Ölüm en acı vedâdır, hele göçüp giden bir de sevgiliyse… “Hiç güzel olmasaydı ölür müydü Peygamber” mısralarıyla bize sevdirilse de “levlake sırrı”na mazhar olan Sevgililer Sevgilisi’nin vedâsı olmalıdır, en acısı. Onun Arafat’ta “Ey insanlar! Sözümü iyi dinleyiniz! Bilmiyorum, belki bu seneden sonra sizinle burada bir daha buluşamayacağım” sözleriyle başlayan insanlığa vedâsı, asırlar geçse de “Yıllar geçiyor ki, yâ Muhammed/ Aylar bize hep Muharrem oldu!” feryatlarıyla hatırlanacak, yokluğunun acısı “Yâ Nebi… Şu hâlime bak/ Nasıl ki bağrı yanar gün kızınca sahranın/ Benim de ruhumu yaktıkça yaktı hicranın” diye dillendirilecek, yokluğuyla oluşan perişanlık “Sensizlik depremiyle hancı düştü; han düştü/ Mazluma sürgün evi; zalime cihan düştü/ Sana meftun ve hayran, sana ram olanlara/ Bir bela tünelinde ağır imtihan düştü” mısralarıyla tarif edilecek, ona duyulan hasret “Bâtılı yıkmak için kuşandığın kılıcın/ Kabzasında bir dirhem gümüş de ben olsaydım” çığlığı ile dile getirilecektir. Bütün insanlığın ona her şeyiyle borçlu olduğu Sevgililer Sevgilisi’nin hüzünlü gidişi… İnsanlığın en zor vedâsı. “Yâr ile ağyârı her-dem görmeğe olsaydı sabr/ Terk-i gurbet eyleyip azm-i diyâr etmez m’idim” diyen şımarık âşık sızlanadursun.

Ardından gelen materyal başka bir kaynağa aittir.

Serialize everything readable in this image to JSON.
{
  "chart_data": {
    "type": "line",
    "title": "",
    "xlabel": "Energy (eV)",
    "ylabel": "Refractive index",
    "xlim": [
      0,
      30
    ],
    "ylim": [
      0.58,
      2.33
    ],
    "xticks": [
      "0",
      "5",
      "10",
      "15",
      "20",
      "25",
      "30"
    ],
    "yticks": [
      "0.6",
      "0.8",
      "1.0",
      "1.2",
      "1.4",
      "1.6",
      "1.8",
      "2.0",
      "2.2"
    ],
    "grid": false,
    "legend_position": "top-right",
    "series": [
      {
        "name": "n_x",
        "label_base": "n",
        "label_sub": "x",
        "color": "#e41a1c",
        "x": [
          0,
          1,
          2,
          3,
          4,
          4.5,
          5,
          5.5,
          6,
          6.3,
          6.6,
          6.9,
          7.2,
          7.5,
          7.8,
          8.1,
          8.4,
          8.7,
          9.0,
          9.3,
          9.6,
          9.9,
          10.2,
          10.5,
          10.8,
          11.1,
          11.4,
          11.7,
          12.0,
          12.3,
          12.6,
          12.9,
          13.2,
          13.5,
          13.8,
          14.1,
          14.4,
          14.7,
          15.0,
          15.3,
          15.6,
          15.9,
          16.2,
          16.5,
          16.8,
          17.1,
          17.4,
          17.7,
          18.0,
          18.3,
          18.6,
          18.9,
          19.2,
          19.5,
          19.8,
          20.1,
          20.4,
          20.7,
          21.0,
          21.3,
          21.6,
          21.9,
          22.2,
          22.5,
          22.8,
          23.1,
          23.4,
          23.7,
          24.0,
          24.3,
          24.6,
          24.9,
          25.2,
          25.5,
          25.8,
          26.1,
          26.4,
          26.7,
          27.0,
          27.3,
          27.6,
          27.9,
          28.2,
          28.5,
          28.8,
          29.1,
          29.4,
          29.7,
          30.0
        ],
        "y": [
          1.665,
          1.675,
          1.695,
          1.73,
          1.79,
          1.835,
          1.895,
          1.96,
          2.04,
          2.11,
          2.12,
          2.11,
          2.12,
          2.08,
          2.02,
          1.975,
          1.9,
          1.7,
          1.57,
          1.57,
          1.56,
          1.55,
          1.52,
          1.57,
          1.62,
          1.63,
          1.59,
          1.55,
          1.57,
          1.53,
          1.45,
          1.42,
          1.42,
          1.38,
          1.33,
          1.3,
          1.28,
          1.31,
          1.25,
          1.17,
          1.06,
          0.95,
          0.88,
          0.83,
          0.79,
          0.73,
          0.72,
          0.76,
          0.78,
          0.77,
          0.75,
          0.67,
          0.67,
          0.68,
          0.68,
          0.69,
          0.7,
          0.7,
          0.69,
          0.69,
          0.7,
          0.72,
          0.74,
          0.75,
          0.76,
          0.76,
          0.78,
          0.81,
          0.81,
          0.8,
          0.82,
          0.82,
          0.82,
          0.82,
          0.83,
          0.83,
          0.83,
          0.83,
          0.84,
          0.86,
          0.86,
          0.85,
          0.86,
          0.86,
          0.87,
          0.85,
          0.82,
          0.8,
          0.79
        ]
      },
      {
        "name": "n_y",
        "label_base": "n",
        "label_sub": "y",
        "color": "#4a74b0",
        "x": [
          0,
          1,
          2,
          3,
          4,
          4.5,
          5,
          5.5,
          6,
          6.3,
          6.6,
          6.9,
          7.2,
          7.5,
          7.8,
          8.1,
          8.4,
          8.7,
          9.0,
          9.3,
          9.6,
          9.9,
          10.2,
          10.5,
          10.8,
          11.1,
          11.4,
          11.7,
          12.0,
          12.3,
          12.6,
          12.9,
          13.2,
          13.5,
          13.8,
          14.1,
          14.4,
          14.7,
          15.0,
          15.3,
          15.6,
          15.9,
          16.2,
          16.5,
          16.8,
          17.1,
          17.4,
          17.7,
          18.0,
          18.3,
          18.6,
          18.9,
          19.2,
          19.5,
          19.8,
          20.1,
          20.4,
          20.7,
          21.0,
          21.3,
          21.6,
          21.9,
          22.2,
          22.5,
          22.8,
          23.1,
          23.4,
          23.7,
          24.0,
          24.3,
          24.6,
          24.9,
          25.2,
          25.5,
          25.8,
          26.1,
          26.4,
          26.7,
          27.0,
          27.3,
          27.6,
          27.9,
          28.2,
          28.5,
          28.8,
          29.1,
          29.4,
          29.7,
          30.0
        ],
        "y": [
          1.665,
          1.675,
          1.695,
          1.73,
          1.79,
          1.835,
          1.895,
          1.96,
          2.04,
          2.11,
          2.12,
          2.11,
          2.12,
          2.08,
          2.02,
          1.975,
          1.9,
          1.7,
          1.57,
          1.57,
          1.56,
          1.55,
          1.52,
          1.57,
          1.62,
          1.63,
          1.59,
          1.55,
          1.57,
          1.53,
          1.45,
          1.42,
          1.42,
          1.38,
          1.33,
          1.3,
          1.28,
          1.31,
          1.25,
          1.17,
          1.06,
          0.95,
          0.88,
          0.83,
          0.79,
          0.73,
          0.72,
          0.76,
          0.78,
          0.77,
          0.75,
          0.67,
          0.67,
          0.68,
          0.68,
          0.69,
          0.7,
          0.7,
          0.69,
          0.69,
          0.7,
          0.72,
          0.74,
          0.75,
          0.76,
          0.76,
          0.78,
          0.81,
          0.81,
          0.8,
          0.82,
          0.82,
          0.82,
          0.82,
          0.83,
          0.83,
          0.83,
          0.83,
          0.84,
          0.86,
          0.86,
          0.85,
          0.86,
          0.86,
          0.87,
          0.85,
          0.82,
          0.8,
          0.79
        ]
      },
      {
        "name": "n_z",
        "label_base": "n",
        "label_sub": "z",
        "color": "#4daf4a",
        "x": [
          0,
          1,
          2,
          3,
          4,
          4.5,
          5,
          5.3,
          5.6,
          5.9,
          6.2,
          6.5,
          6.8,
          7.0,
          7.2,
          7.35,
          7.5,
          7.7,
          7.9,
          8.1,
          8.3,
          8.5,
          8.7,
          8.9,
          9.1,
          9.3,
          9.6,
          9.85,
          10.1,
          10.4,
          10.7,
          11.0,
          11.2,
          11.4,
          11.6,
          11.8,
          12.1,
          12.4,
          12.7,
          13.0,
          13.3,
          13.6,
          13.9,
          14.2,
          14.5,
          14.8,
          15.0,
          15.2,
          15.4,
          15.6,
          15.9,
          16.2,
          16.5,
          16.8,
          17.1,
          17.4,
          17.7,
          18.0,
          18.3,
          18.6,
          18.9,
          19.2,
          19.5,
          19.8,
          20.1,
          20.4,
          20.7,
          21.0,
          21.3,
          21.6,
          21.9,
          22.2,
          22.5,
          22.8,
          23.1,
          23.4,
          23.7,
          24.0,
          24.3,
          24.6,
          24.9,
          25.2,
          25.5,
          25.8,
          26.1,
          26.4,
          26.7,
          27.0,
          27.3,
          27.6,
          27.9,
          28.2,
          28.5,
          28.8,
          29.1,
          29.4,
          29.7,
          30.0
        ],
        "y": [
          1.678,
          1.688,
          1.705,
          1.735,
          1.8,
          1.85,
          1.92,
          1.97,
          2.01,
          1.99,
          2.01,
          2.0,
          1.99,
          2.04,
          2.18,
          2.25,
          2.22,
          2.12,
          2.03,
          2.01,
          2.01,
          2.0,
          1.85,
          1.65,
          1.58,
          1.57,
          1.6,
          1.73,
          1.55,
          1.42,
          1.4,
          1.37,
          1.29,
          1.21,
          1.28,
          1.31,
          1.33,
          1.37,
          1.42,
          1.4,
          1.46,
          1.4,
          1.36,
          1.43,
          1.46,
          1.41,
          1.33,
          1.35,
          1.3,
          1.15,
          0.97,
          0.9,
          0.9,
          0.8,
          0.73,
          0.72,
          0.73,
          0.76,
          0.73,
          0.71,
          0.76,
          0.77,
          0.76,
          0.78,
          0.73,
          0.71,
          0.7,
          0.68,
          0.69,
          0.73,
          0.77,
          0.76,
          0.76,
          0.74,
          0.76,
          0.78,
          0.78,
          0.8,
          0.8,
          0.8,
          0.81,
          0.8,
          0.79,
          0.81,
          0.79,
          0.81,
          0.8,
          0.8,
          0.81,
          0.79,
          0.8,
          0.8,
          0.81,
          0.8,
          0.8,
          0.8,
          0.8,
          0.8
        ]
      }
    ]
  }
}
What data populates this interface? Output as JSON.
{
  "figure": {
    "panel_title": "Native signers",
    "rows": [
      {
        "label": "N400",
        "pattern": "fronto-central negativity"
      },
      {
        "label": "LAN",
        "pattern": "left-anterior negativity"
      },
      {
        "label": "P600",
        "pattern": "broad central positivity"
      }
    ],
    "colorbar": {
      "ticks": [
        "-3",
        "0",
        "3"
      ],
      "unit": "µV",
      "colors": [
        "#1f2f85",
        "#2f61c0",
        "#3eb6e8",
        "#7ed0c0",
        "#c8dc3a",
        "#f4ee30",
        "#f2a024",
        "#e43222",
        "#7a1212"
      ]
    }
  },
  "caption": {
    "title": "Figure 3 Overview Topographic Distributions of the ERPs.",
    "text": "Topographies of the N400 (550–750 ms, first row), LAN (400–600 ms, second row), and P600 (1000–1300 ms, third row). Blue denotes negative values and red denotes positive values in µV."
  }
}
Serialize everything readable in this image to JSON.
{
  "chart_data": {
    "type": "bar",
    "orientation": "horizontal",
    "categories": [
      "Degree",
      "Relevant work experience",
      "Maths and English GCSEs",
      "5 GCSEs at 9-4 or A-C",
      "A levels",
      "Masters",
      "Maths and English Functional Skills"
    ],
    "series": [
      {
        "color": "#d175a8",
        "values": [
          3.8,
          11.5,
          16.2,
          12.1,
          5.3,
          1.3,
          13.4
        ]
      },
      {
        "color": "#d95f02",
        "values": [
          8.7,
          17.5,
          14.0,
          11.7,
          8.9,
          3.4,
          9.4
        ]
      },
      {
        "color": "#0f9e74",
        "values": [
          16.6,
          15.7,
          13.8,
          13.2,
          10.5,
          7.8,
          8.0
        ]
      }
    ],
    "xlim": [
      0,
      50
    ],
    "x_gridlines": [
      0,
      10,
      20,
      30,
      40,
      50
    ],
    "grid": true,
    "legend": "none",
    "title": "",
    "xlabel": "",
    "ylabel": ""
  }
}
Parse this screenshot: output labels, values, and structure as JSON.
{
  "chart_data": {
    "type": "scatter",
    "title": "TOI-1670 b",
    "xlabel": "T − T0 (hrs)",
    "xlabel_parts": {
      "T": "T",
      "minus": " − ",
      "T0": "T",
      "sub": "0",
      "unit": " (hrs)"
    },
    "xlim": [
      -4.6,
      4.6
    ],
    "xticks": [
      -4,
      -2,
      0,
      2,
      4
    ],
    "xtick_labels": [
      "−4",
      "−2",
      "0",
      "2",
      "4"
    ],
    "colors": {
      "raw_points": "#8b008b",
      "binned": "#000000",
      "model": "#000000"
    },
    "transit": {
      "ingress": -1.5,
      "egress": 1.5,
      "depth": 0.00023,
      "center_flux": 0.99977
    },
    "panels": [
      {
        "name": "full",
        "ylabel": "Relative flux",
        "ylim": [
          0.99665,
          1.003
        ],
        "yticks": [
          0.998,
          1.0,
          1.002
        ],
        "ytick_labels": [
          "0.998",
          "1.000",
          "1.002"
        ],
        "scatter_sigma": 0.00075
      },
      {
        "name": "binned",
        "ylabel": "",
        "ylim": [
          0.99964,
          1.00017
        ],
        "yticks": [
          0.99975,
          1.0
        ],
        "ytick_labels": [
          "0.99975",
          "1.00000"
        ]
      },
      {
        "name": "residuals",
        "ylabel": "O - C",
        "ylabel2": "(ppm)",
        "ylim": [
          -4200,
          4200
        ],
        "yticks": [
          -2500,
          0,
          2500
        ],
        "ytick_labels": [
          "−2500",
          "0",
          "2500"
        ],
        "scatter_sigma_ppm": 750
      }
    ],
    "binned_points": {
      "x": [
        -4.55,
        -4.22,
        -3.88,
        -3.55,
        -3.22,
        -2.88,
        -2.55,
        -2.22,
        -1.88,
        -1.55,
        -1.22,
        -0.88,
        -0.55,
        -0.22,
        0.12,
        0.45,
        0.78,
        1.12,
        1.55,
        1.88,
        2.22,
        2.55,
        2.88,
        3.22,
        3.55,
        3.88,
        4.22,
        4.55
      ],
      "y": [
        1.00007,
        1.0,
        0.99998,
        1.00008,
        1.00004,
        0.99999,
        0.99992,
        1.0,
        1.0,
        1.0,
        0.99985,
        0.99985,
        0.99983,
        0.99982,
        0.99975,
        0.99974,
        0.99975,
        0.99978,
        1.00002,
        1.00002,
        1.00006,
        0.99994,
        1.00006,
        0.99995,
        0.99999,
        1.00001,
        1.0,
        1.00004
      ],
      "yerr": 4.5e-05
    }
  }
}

Habibullah’ın müjdelerine erişmek için fetih tohumlarının serpildiği, her karışına Müslümanlığın sindiği topraklara vedâ mı, sevgiliye vedâ mı daha hüzünlüdür? “Üsküp ki Yıldırım Beyazıd Han diyarıdır/ Evlad-ı Fatihana onun yadigârıdır” mısralarıyla bizim mührümüzün vurulduğu Balkanlar’dan ayrılış, “Üsküp ki Şar Dağında devamıydı Bursa’nın/ Bir lale bahçesiydi dökülmüş temiz kanın/ Kalbimde bir hayâli kalıp kaybolan şehir/ Ayrılmanın bıraktığı hicran derindedir” mısralarıyla yüreklere kor gibi bırakılır. Bilal’in Kâbe’nin damından insanlığa hediye ettiği, Taşkent’ten, Semarkant’tan, Buhara’dan, Kurtuba’dan… hangi diyardaysa yar o diyardan kalplerimizi sardığı ezan sesine vedânın acısı tarifsizdir. Bir medeniyetin vedâsıdır bu. Yan yanabildiğin kadar!
Bazı vedâlar kıymetlidir; çünkü yeni fetihlerin habercisidir. “Bir de hoşça kalın!/ Sizi canımda/ canımın içinde/ kavgamı kafamda götürüyorum” diyen Nazım’ın vedâsı gibi. Davası uğruna yardan serden geçenlerin vedâsıdır bu. “Arkadaş biz bu yolda türküler tuttururken/ Sana uğurlar olsun, ayrılıyor yolumuz” diyebilmek… Mukaddes bilinen yola, arkaya bakmadan düşebilmek… “Gitme ey yolcu, beraber oturup ağlaşalım/ Elemim bir yüreğin kârı değil, paylaşalım” diyenlere yoldaş, kardeş arayanlara kardeş olabilmek…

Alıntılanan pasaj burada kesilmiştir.